- USD/TRY extends short-term sideways grind, recently challenges bears.
- 50-DMA adds to the downside filters, bulls need validation from November’s high.
- Momentum line’s retreat hints at bears’ struggles to retake controls.
USD/TRY remains sidelined around $13.48, keeping two-week-old momentum between 21-DMA and descending trend line resistance. That said, the quote eases to $13.47 during Wednesday’s Asian session.
The Turkish lira (TRY) pair’s weakness aims to retest the 21-DMA level of $13.46, a break of which will highlight the 50-DMA, around $13.20, as the next support.

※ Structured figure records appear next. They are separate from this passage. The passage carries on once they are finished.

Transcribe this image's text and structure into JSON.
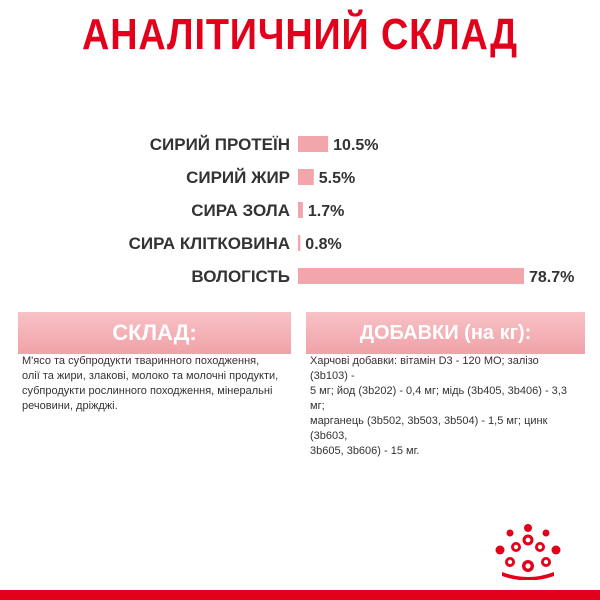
{
  "title": "АНАЛІТИЧНИЙ СКЛАД",
  "colors": {
    "brand_red": "#e2001a",
    "bar_pink": "#f2a5ab",
    "text": "#333333"
  },
  "chart_data": {
    "type": "bar",
    "orientation": "horizontal",
    "categories": [
      "СИРИЙ ПРОТЕЇН",
      "СИРИЙ ЖИР",
      "СИРА ЗОЛА",
      "СИРА КЛІТКОВИНА",
      "ВОЛОГІСТЬ"
    ],
    "values": [
      10.5,
      5.5,
      1.7,
      0.8,
      78.7
    ],
    "value_labels": [
      "10.5%",
      "5.5%",
      "1.7%",
      "0.8%",
      "78.7%"
    ],
    "xlim": [
      0,
      78.7
    ],
    "grid": false
  },
  "composition": {
    "heading": "СКЛАД:",
    "text": "М'ясо та субпродукти тваринного походження,\nолії та жири, злакові, молоко та молочні продукти,\nсубпродукти рослинного походження, мінеральні\nречовини, дріжджі."
  },
  "additives": {
    "heading": "ДОБАВКИ (на кг):",
    "text": "Харчові добавки: вітамін D3 - 120 МО; залізо (3b103) -\n5 мг; йод (3b202) - 0,4 мг; мідь (3b405, 3b406) - 3,3 мг;\nмарганець (3b502, 3b503, 3b504) - 1,5 мг; цинк (3b603,\n3b605, 3b606) - 15 мг."
  },
  "logo": {
    "icon": "royal-canin-crown-icon"
  }
}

Should USD/TRY bears keep reins past $13.20, the 23.6% Fibonacci retracement of December 2021 moves, around $12.20, can’t be ruled out. However, the $13.00 threshold may offer an intermediate halt during the fall.
Alternatively, an upside clearance of the stated resistance line, near $13.72, will aim for the tops marked during late November and December 2021, around $13.95 and $14.15 in that order.
In a case where USD/TRY buyers remain dominant past $14.15, the 61.8% Fibo. level of $15.26 may offer an intermediate halt during the expected rally targeting the $20.00 psychological magnet.
It should be noted that the Momentum line recently retreats from the higher area and the prices are also losing bullish bias, which in turn keeps sellers hopeful.